Islam e cristianesimo. (Medio) Oriente e Occidente. Fanatismo e democrazia. Sono queste le categorie in cui sovente i media dividono la realtà; poli apparentemente opposti, spesso congiunti con un “vs.” anziché con la “e”, a sottolinearne l’incompatibilità, in pieno stile “scontro di civiltà”. Ma si tratta veramente di cose tanto inconciliabili? La prassi filosofica, religiosa e, più in generale, culturale degli ultimi decenni ha dimostrato che, al contrario, molte presunte lontananze non sono altro che un errore di prospettiva dovuto all’ignoranza reciproca, e che il dialogo tra diversi è in grado di avvicinare gli estremi più opposti illuminandone tanto la differenza quanto la convergenza. Teoria? Al contrario: una pratica ben precisa e collaudata, che mostra inoppugnabilmente quanto sia la nostra incapacità di ascoltarlo a rendere l’altro così diverso da noi…
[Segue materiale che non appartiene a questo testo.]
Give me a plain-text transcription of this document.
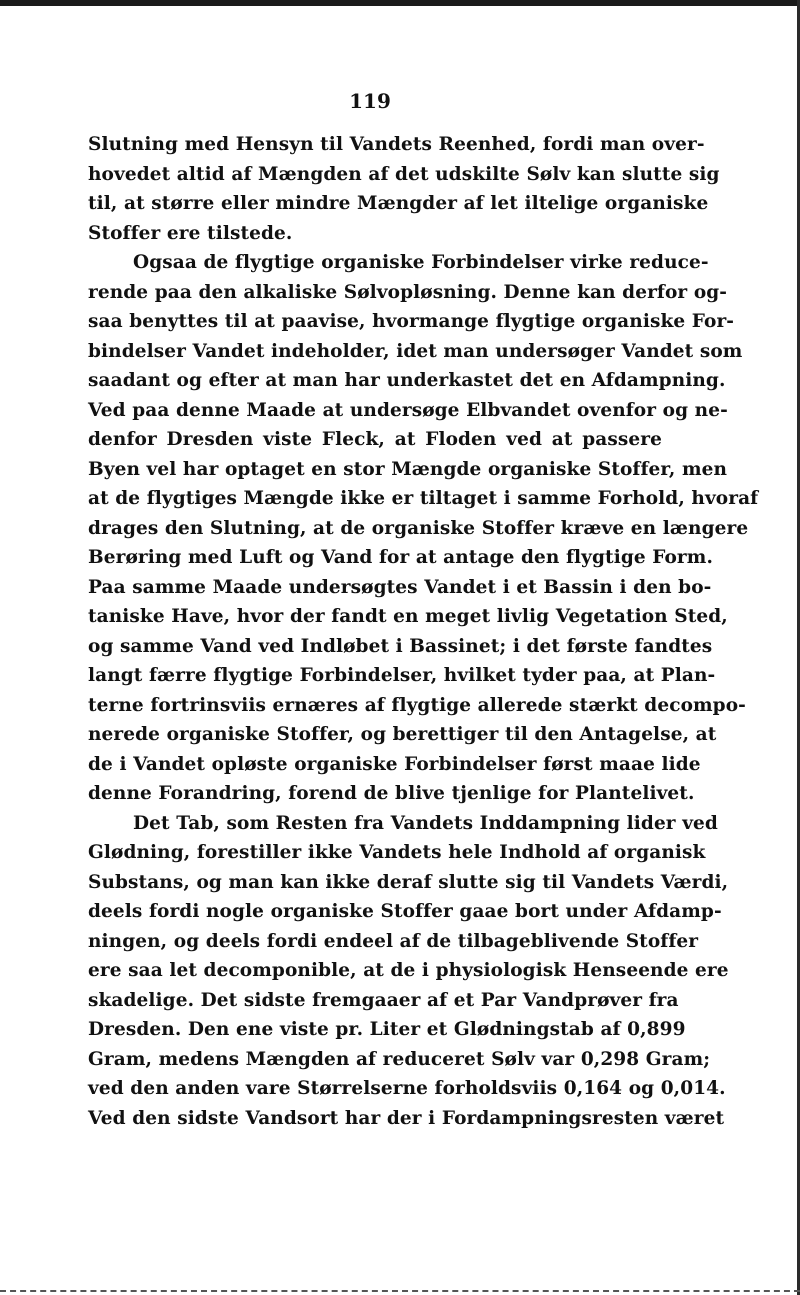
119
Slutning med Hensyn til Vandets Reenhed, fordi man over-
hovedet altid af Mængden af det udskilte Sølv kan slutte sig
til, at større eller mindre Mængder af let iltelige organiske
Stoffer ere tilstede.
Ogsaa de flygtige organiske Forbindelser virke reduce-
rende paa den alkaliske Sølvopløsning. Denne kan derfor og-
saa benyttes til at paavise, hvormange flygtige organiske For-
bindelser Vandet indeholder, idet man undersøger Vandet som
saadant og efter at man har underkastet det en Afdampning.
Ved paa denne Maade at undersøge Elbvandet ovenfor og ne-
denfor Dresden viste Fleck, at Floden ved at passere
Byen vel har optaget en stor Mængde organiske Stoffer, men
at de flygtiges Mængde ikke er tiltaget i samme Forhold, hvoraf
drages den Slutning, at de organiske Stoffer kræve en længere
Berøring med Luft og Vand for at antage den flygtige Form.
Paa samme Maade undersøgtes Vandet i et Bassin i den bo-
taniske Have, hvor der fandt en meget livlig Vegetation Sted,
og samme Vand ved Indløbet i Bassinet; i det første fandtes
langt færre flygtige Forbindelser, hvilket tyder paa, at Plan-
terne fortrinsviis ernæres af flygtige allerede stærkt decompo-
nerede organiske Stoffer, og berettiger til den Antagelse, at
de i Vandet opløste organiske Forbindelser først maae lide
denne Forandring, forend de blive tjenlige for Plantelivet.
Det Tab, som Resten fra Vandets Inddampning lider ved
Glødning, forestiller ikke Vandets hele Indhold af organisk
Substans, og man kan ikke deraf slutte sig til Vandets Værdi,
deels fordi nogle organiske Stoffer gaae bort under Afdamp-
ningen, og deels fordi endeel af de tilbageblivende Stoffer
ere saa let decomponible, at de i physiologisk Henseende ere
skadelige. Det sidste fremgaaer af et Par Vandprøver fra
Dresden. Den ene viste pr. Liter et Glødningstab af 0,899
Gram, medens Mængden af reduceret Sølv var 0,298 Gram;
ved den anden vare Størrelserne forholdsviis 0,164 og 0,014.
Ved den sidste Vandsort har der i Fordampningsresten været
Edgar Morin - uno dei maggiori studiosi contemporanei, celebre tra l’altro per i suoi studi transdisciplinari sul metodo e la complessità - e Tariq Ramadan - teologo dell’islam occidentale fra i più influenti - offrono in questo volume (una perla di saggezza e di pensiero libero, che spazia tra la questione di Dio e quella femminile, tra la fede e la ragione, tra la politica e l’etica passando per il problema palestinese e, ovviamente, per il fondamentalismo) un eccellente esempio di dialogo-in-pratica, distante tanto dal “monologo a più voci” tipico dei dibattiti televisivi, in cui sembra sempre di assistere a delle conversazioni tra sordi, quanto dalla reciproca apologia di parte. Non è necessario rinunciare alla propria identità per andare incontro all’“altro”, purché da entrambi i lati si sia disposti a non sclerotizzarsi sulle proprie idee (facendone un idolo: fanatismo tipico delle ideologie dogmatiche tanto degli “orienti” quanto degli “occidenti”). Ogni uomo, come ogni cultura, ha qualcosa di “non negoziabile” che ritiene indispensabile; ma trattare l’altro dall’alto di questo pre-giudizio come se si trattasse di una verità assoluta, significa automaticamente confinarlo nell’errore solo perché non vi crede (o non lo fa allo stesso modo). “Pericolo delle idee” di cui si parla fin dal titolo: quello di ancorarsi a esse come se fossero idoli indistruttibili; al contrario, bisogna saper “mettere in pericolo” le proprie idee: maneggiarle, confrontarle, rielaborarle continuamente e se necessario - perché no - anche sostituirle o accantonarle. Le idee servono (devono servire) alla vita: nella misura in cui non offrono questo servizio sono morte - e andrebbero sepolte. Tutto passa a questo mondo - sembrano dire questi due grandi intellettuali, che leggiamo a cura di Riccardo Mazzeo, qui curatore, traduttore dal francese ed estensore dell’introduzione - neanche le idee più sacre possono venir ritenute eterne. Ciò nonostante qualcosa rimane: la voglia dell’uomo di vivere in pace con i propri simili.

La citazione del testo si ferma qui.